Again, this falls back to the need to change the behavior of people which is always a tall order at the enterprise level. Politics will come into play, roles will need to be redefined, and some will adamantly refuse to play ball. Organizations that don't get discouraged and move onward at this stage are those that are slated for success.
Another potential side effect of integrated data solutions is that some roles will be driven to obsolescence. It seems more and more likely that any task that touches data even tangentially will eventually be automated. This makes it all the more necessary to build an organization that educates and trains its employees how to be data cognizant and fearless.

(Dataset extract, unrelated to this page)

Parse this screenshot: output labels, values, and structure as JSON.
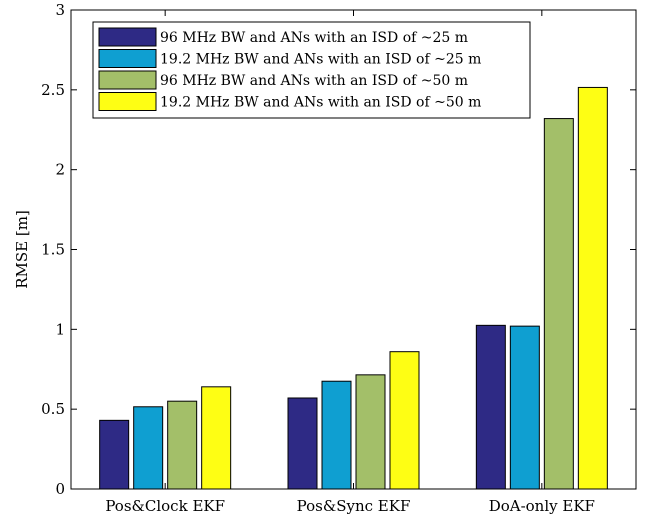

Maximum Overdrive: Scaling Your Data Solutions...Not a Movie About Killer Vending Machines
I cannot overemphasize the simplicity I'm using to describe the data solution process. "Scale" is one of those consulting terms that everyone uses but really doesn't have a definitive, objective meaning universally. If you are a small to mid-sized business, your "Easy Winner" project might account for a large portion of your data solution needs so scaling isn't really applicable. You can do all you need on a single computer.
When the "volume/variety/velocity" of the data you take in reaches a certain threshold this single-system solution no longer works. For example, on your personal computer you may have a terabyte of storage space that has no chance of ever filling up completely (unless you do something like video editing). If it does you can just go out and buy another hard drive and carry on. You have the "volume" but not the "velocity." In an enterprise-level data solution environment however, you might be collecting and storing a terabyte of data every day -- maybe every few hours!
The data solution ecosystem is intimidating to say the least. It helps if you think about it like buying a giant, virtual supercomputer (which I'm sure we've all done before, right?). Joking aside, think about what components make up your computer: a hard drive for storage, memory and a processor for performing calculations, a network card for pulling in data/information from the Internet/Intranet, and if you are a researcher/analyst/data junkie then a program for working with data. All the scalable data solution ecosystems that come to mind (like those offered via Google Cloud Platform or AWS) can be likened to these components. The difference is they don't necessarily have an upper bound on their capacity or capability (hence "scalable").
Last and certainly not least, I refer back to the human aspect of scaling integrated data solutions:
While not everyone will be or needs to be well versed in the technology aspects, everyone should understand the benefits of this business evolution and how it improves the way they do their jobs and make decisions.
Scaling isn't just about accommodating inflows of data, but the organizational culture that is tasked with making sense of it all. Again, many of these initiatives fall short because of the focus on tech. Few are taking the time to regularly train and educate the end users how to use and understand data solutions. Ultimately that could be the most costly mistake and will surely have some thinking big data is a big scam.